The invention content is as follows:
in view of the foregoing, there is a need for a hybrid charge polymer coating.
There is also a need to provide a hybrid charge polymer coating process.
A mixed charge polymer coating comprising an anionic monomer, a cationic monomer, and a solution for dissolving the anionic monomer, the cationic monomer.
Preferably, the mixed charge polymer coating is a surface grafting modification for improving the antibacterial performance of the material, and the antibacterial principle of the grafting modification comprises the following steps: (1) the surface of the polymer material is modified to exclude bacteria from being adsorbed to the surface of the material, so that the formation of a biological film is prevented from the source; (2) the bacteria are contacted through the antibacterial functional groups fixed on the surface of the polymer material to cause the death of the bacteria; (3) meanwhile, the surface of the polymer material is modified to exclude bacteria from being adsorbed to the surface of the material, so that the formation of a biological film is prevented from the source; and, the bacteria are killed by contacting the bacteria with the antibacterial functional groups immobilized on the surface of the polymer material.
Preferably, the solution is a mixture of water and an isopropanol solution, and the anionic monomer is an anionic monomer containing a polymerizable double bond.
Preferably, the cationic monomer is a cationic monomer having a polymerizable double bond.
A hybrid charge polymer coating process comprising the following coating steps:
cleaning the surface of a polymer material to be grafted, and then carrying out vacuum drying treatment;
step two, after vacuum drying, using ozone gas to treat the surface of the polymer material;
step three, putting the polymer material treated by the ozone gas into a vacuum box for extraction to remove the ozone gas and the oxygen on the surface of the polymer material and diffused into the polymer material;
soaking the treated polymer material in a mixed solution of an anionic monomer and a cationic monomer, and introducing inert gas into the solution;
and step five, adding reducing ions to initiate polymerization reaction after introducing inert gas.
Preferably, in step one, the surface of the polymer material to be grafted is washed with methanol and distilled water, respectively.
Preferably, in the second step, after vacuum drying, the surface of the polymer material is treated with ozone gas, and then treated with an ozone generator.
Preferably, in the third step, the polymer material treated by the ozone gas is put into a vacuum box to be extracted so as to remove the ozone gas and the oxygen gas on the surface of the polymer material and diffused into the polymer material.
Preferably, the inert gas in the fourth step is preferably nitrogen or argon.

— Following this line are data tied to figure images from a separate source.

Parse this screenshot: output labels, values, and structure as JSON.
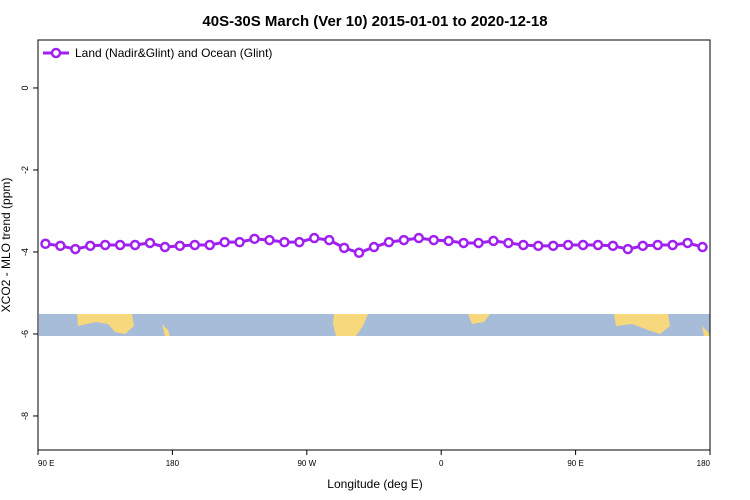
{
  "chart_data": {
    "type": "line",
    "title": "40S-30S March (Ver 10)   2015-01-01 to 2020-12-18",
    "x_label": "Longitude (deg E)",
    "y_label": "XCO2 - MLO trend (ppm)",
    "xlim": [
      90,
      540
    ],
    "ylim": [
      -8.83,
      1.17
    ],
    "xticks": [
      {
        "value": 90,
        "label": "90 E"
      },
      {
        "value": 180,
        "label": "180"
      },
      {
        "value": 270,
        "label": "90 W"
      },
      {
        "value": 360,
        "label": "0"
      },
      {
        "value": 450,
        "label": "90 E"
      },
      {
        "value": 540,
        "label": "180"
      }
    ],
    "yticks": [
      0,
      -2,
      -4,
      -6,
      -8
    ],
    "legend": "top-left",
    "series": [
      {
        "name": "Land (Nadir&Glint) and Ocean (Glint)",
        "color": "#a020f0",
        "x": [
          95,
          105,
          115,
          125,
          135,
          145,
          155,
          165,
          175,
          185,
          195,
          205,
          215,
          225,
          235,
          245,
          255,
          265,
          275,
          285,
          295,
          305,
          315,
          325,
          335,
          345,
          355,
          365,
          375,
          385,
          395,
          405,
          415,
          425,
          435,
          445,
          455,
          465,
          475,
          485,
          495,
          505,
          515,
          525,
          535
        ],
        "values": [
          -3.8,
          -3.85,
          -3.93,
          -3.85,
          -3.83,
          -3.83,
          -3.83,
          -3.78,
          -3.88,
          -3.85,
          -3.83,
          -3.83,
          -3.76,
          -3.76,
          -3.68,
          -3.71,
          -3.76,
          -3.76,
          -3.66,
          -3.71,
          -3.9,
          -4.02,
          -3.88,
          -3.76,
          -3.71,
          -3.66,
          -3.71,
          -3.73,
          -3.78,
          -3.78,
          -3.73,
          -3.78,
          -3.83,
          -3.85,
          -3.85,
          -3.83,
          -3.83,
          -3.83,
          -3.85,
          -3.93,
          -3.85,
          -3.83,
          -3.83,
          -3.78,
          -3.88
        ]
      }
    ]
  }
}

Preferably, in the fifth step, the added reducing ion is ferrous ion, preferably ammonium ferrous sulfate hexahydrate or ferrous sulfate, after the polymerization reaction at room temperature, the polymer material is taken out, the inner and outer surfaces of the polymer material are respectively and repeatedly cleaned by methanol and distilled water to remove unreacted monomers and non-grafted polymers, and the polymer material is dried in vacuum.

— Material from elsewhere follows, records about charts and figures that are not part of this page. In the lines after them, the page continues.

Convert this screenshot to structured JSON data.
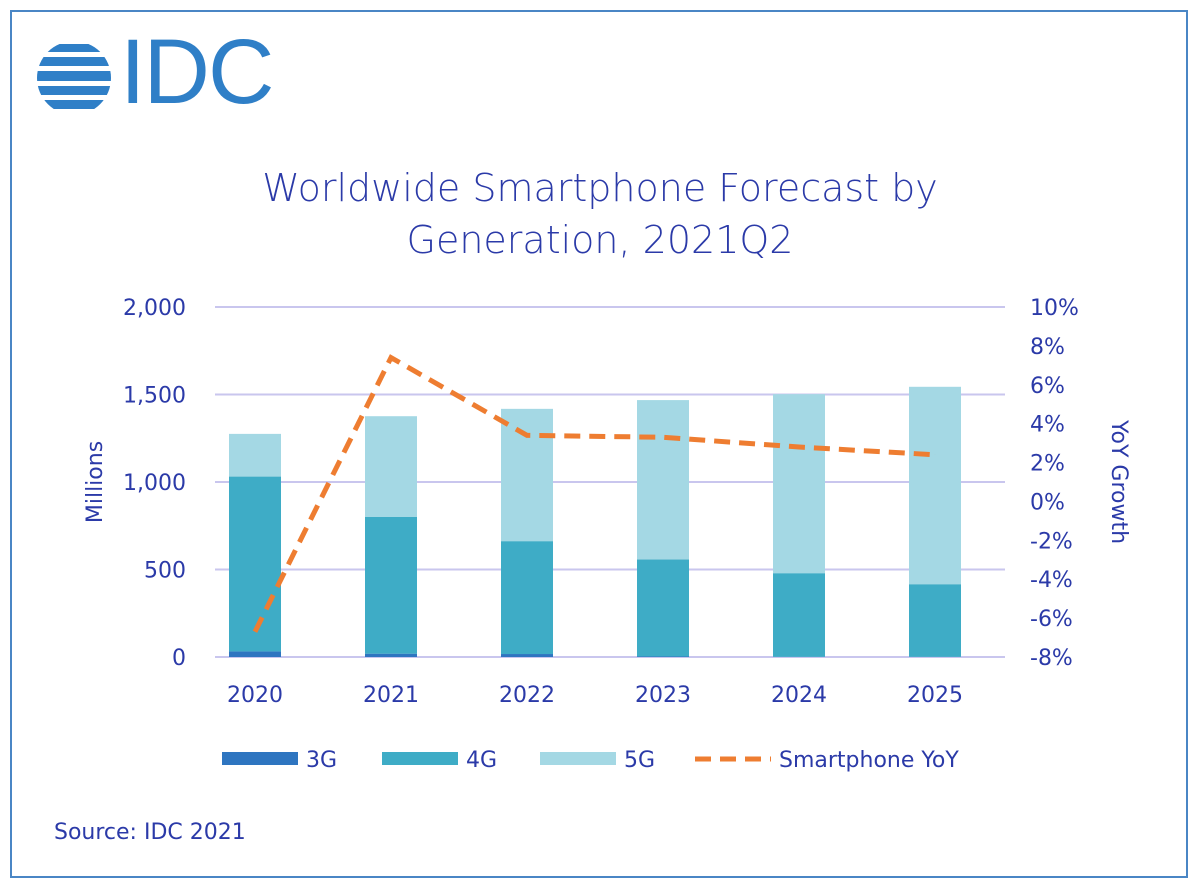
{
  "logo": {
    "text": "IDC",
    "color": "#2f7fc7"
  },
  "source": "Source: IDC 2021",
  "chart_data": {
    "type": "bar",
    "stacked": true,
    "title": [
      "Worldwide Smartphone Forecast by",
      "Generation, 2021Q2"
    ],
    "categories": [
      "2020",
      "2021",
      "2022",
      "2023",
      "2024",
      "2025"
    ],
    "series": [
      {
        "name": "3G",
        "type": "bar",
        "color": "#2e75c0",
        "values": [
          32,
          19,
          17,
          3,
          1,
          1
        ]
      },
      {
        "name": "4G",
        "type": "bar",
        "color": "#3eacc6",
        "values": [
          999,
          781,
          645,
          554,
          478,
          415
        ]
      },
      {
        "name": "5G",
        "type": "bar",
        "color": "#a4d8e4",
        "values": [
          244,
          576,
          756,
          911,
          1023,
          1128
        ]
      },
      {
        "name": "Smartphone YoY",
        "type": "line",
        "axis": "right",
        "dashed": true,
        "color": "#ee7d31",
        "values": [
          -6.7,
          7.4,
          3.4,
          3.3,
          2.8,
          2.4
        ]
      }
    ],
    "ylabel": "Millions",
    "ylim": [
      0,
      2000
    ],
    "yticks": [
      "0",
      "500",
      "1,000",
      "1,500",
      "2,000"
    ],
    "y2label": "YoY Growth",
    "y2lim": [
      -8,
      10
    ],
    "y2ticks": [
      "-8%",
      "-6%",
      "-4%",
      "-2%",
      "0%",
      "2%",
      "4%",
      "6%",
      "8%",
      "10%"
    ],
    "grid": true,
    "legend": "bottom",
    "gridColor": "#c9c6ee",
    "textColor": "#2b3aa8"
  }
}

The mixed charge polymer coating provided by the invention is grafted to the surface of the polymer material, so that the antibacterial property of the polymer material can be effectively improved, and particularly, the antibacterial rates of the mixed charge polymer coating of anionic 3-sulfopropyl methacrylate potassium (SPM) and cationic (3-acrylamidopropyl) trimethyl ammonium chloride (AMPTMA) to methicillin-resistant staphylococcus aureus (MRSA BBA38) and pseudomonas aeruginosa (PAO1) after 30 days can respectively reach 99.98% and 99.89%.

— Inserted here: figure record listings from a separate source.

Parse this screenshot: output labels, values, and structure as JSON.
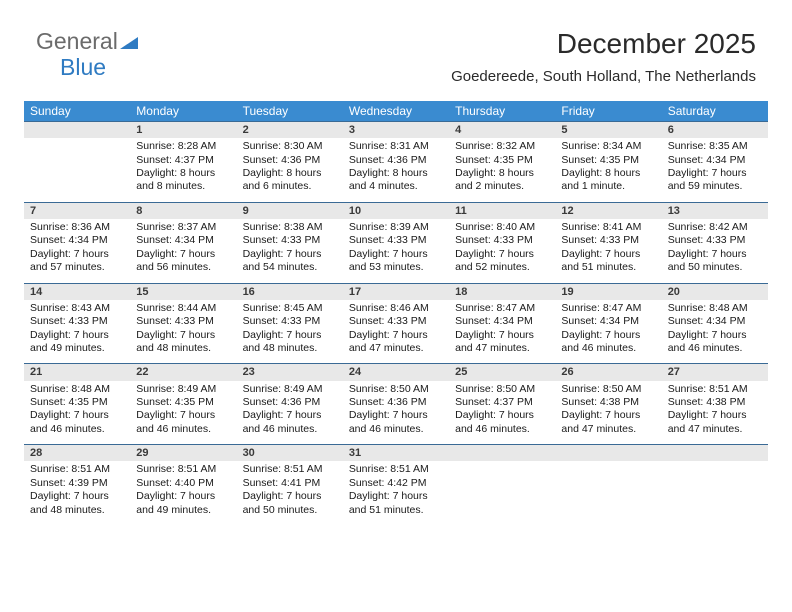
{
  "logo": {
    "part1": "General",
    "part2": "Blue",
    "tri_color": "#2f7bc2"
  },
  "title": "December 2025",
  "subtitle": "Goedereede, South Holland, The Netherlands",
  "colors": {
    "header_bg": "#3a8bd0",
    "daynum_bg": "#e8e8e8",
    "rule": "#3a6a95"
  },
  "days_of_week": [
    "Sunday",
    "Monday",
    "Tuesday",
    "Wednesday",
    "Thursday",
    "Friday",
    "Saturday"
  ],
  "weeks": [
    {
      "nums": [
        "",
        "1",
        "2",
        "3",
        "4",
        "5",
        "6"
      ],
      "cells": [
        {
          "sunrise": "",
          "sunset": "",
          "daylight": ""
        },
        {
          "sunrise": "Sunrise: 8:28 AM",
          "sunset": "Sunset: 4:37 PM",
          "daylight": "Daylight: 8 hours and 8 minutes."
        },
        {
          "sunrise": "Sunrise: 8:30 AM",
          "sunset": "Sunset: 4:36 PM",
          "daylight": "Daylight: 8 hours and 6 minutes."
        },
        {
          "sunrise": "Sunrise: 8:31 AM",
          "sunset": "Sunset: 4:36 PM",
          "daylight": "Daylight: 8 hours and 4 minutes."
        },
        {
          "sunrise": "Sunrise: 8:32 AM",
          "sunset": "Sunset: 4:35 PM",
          "daylight": "Daylight: 8 hours and 2 minutes."
        },
        {
          "sunrise": "Sunrise: 8:34 AM",
          "sunset": "Sunset: 4:35 PM",
          "daylight": "Daylight: 8 hours and 1 minute."
        },
        {
          "sunrise": "Sunrise: 8:35 AM",
          "sunset": "Sunset: 4:34 PM",
          "daylight": "Daylight: 7 hours and 59 minutes."
        }
      ]
    },
    {
      "nums": [
        "7",
        "8",
        "9",
        "10",
        "11",
        "12",
        "13"
      ],
      "cells": [
        {
          "sunrise": "Sunrise: 8:36 AM",
          "sunset": "Sunset: 4:34 PM",
          "daylight": "Daylight: 7 hours and 57 minutes."
        },
        {
          "sunrise": "Sunrise: 8:37 AM",
          "sunset": "Sunset: 4:34 PM",
          "daylight": "Daylight: 7 hours and 56 minutes."
        },
        {
          "sunrise": "Sunrise: 8:38 AM",
          "sunset": "Sunset: 4:33 PM",
          "daylight": "Daylight: 7 hours and 54 minutes."
        },
        {
          "sunrise": "Sunrise: 8:39 AM",
          "sunset": "Sunset: 4:33 PM",
          "daylight": "Daylight: 7 hours and 53 minutes."
        },
        {
          "sunrise": "Sunrise: 8:40 AM",
          "sunset": "Sunset: 4:33 PM",
          "daylight": "Daylight: 7 hours and 52 minutes."
        },
        {
          "sunrise": "Sunrise: 8:41 AM",
          "sunset": "Sunset: 4:33 PM",
          "daylight": "Daylight: 7 hours and 51 minutes."
        },
        {
          "sunrise": "Sunrise: 8:42 AM",
          "sunset": "Sunset: 4:33 PM",
          "daylight": "Daylight: 7 hours and 50 minutes."
        }
      ]
    },
    {
      "nums": [
        "14",
        "15",
        "16",
        "17",
        "18",
        "19",
        "20"
      ],
      "cells": [
        {
          "sunrise": "Sunrise: 8:43 AM",
          "sunset": "Sunset: 4:33 PM",
          "daylight": "Daylight: 7 hours and 49 minutes."
        },
        {
          "sunrise": "Sunrise: 8:44 AM",
          "sunset": "Sunset: 4:33 PM",
          "daylight": "Daylight: 7 hours and 48 minutes."
        },
        {
          "sunrise": "Sunrise: 8:45 AM",
          "sunset": "Sunset: 4:33 PM",
          "daylight": "Daylight: 7 hours and 48 minutes."
        },
        {
          "sunrise": "Sunrise: 8:46 AM",
          "sunset": "Sunset: 4:33 PM",
          "daylight": "Daylight: 7 hours and 47 minutes."
        },
        {
          "sunrise": "Sunrise: 8:47 AM",
          "sunset": "Sunset: 4:34 PM",
          "daylight": "Daylight: 7 hours and 47 minutes."
        },
        {
          "sunrise": "Sunrise: 8:47 AM",
          "sunset": "Sunset: 4:34 PM",
          "daylight": "Daylight: 7 hours and 46 minutes."
        },
        {
          "sunrise": "Sunrise: 8:48 AM",
          "sunset": "Sunset: 4:34 PM",
          "daylight": "Daylight: 7 hours and 46 minutes."
        }
      ]
    },
    {
      "nums": [
        "21",
        "22",
        "23",
        "24",
        "25",
        "26",
        "27"
      ],
      "cells": [
        {
          "sunrise": "Sunrise: 8:48 AM",
          "sunset": "Sunset: 4:35 PM",
          "daylight": "Daylight: 7 hours and 46 minutes."
        },
        {
          "sunrise": "Sunrise: 8:49 AM",
          "sunset": "Sunset: 4:35 PM",
          "daylight": "Daylight: 7 hours and 46 minutes."
        },
        {
          "sunrise": "Sunrise: 8:49 AM",
          "sunset": "Sunset: 4:36 PM",
          "daylight": "Daylight: 7 hours and 46 minutes."
        },
        {
          "sunrise": "Sunrise: 8:50 AM",
          "sunset": "Sunset: 4:36 PM",
          "daylight": "Daylight: 7 hours and 46 minutes."
        },
        {
          "sunrise": "Sunrise: 8:50 AM",
          "sunset": "Sunset: 4:37 PM",
          "daylight": "Daylight: 7 hours and 46 minutes."
        },
        {
          "sunrise": "Sunrise: 8:50 AM",
          "sunset": "Sunset: 4:38 PM",
          "daylight": "Daylight: 7 hours and 47 minutes."
        },
        {
          "sunrise": "Sunrise: 8:51 AM",
          "sunset": "Sunset: 4:38 PM",
          "daylight": "Daylight: 7 hours and 47 minutes."
        }
      ]
    },
    {
      "nums": [
        "28",
        "29",
        "30",
        "31",
        "",
        "",
        ""
      ],
      "cells": [
        {
          "sunrise": "Sunrise: 8:51 AM",
          "sunset": "Sunset: 4:39 PM",
          "daylight": "Daylight: 7 hours and 48 minutes."
        },
        {
          "sunrise": "Sunrise: 8:51 AM",
          "sunset": "Sunset: 4:40 PM",
          "daylight": "Daylight: 7 hours and 49 minutes."
        },
        {
          "sunrise": "Sunrise: 8:51 AM",
          "sunset": "Sunset: 4:41 PM",
          "daylight": "Daylight: 7 hours and 50 minutes."
        },
        {
          "sunrise": "Sunrise: 8:51 AM",
          "sunset": "Sunset: 4:42 PM",
          "daylight": "Daylight: 7 hours and 51 minutes."
        },
        {
          "sunrise": "",
          "sunset": "",
          "daylight": ""
        },
        {
          "sunrise": "",
          "sunset": "",
          "daylight": ""
        },
        {
          "sunrise": "",
          "sunset": "",
          "daylight": ""
        }
      ]
    }
  ]
}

In the invention, the material grafted by the mixed charge polymer coating simultaneously has the following two antibacterial principles: (1) the surface of the material is modified to exclude bacteria from being adsorbed to the surface of the material, so that the formation of a biological film is prevented from the source; (2) the bacteria are killed by the contact of the antibacterial functional groups fixed on the surface of the material. In particular, grafting zwitterionic polymers on the surface of a material to improve the antibacterial performance of the material is one of the most widely studied methods. The amphoteric ion polymer is a high molecular material which is electrically neutral as a whole and simultaneously contains anionic and cationic groups on the same monomer side chain. Because the amphoteric ion polymer contains positive charges and negative charges, the amphoteric ion polymer can form a firm and stable hydration layer in aqueous solution through the combined action of hydration and ion solvation, and can well inhibit the adhesion of proteins and bacteria (antibacterial principle (1)). In addition, there are four major types of cationic groups of zwitterionic polymers: quaternary ammonium salt cations, quaternary phosphonium salt cations, pyridinium ions, imidazolium ions; there are three main types of anionic groups: sulfonate anions, carboxylate anions and phosphate anions. Among them, cationic groups such as quaternary ammonium salts, quaternary phosphonium salts, etc. have strong antibacterial effects, and the bactericidal mechanism thereof is relatively mature (antibacterial principle (2)). Therefore, in the present invention, we try to reconstitute zwitterionic polymers by combining two different anionic and cationic monomers. A mixed charge polymer coating with two antibacterial principles is constructed by changing the proportional relation between anionic monomers and cationic monomers, and the coating is fixed on the surface of a polymer material by using a surface graft polymerization method to improve the antibacterial property of the material, particularly the broad-spectrum antibacterial property of the outer surface of some irregular objects and the inner surface of most materials, such as: the inner surface of the polymer conduit, etc.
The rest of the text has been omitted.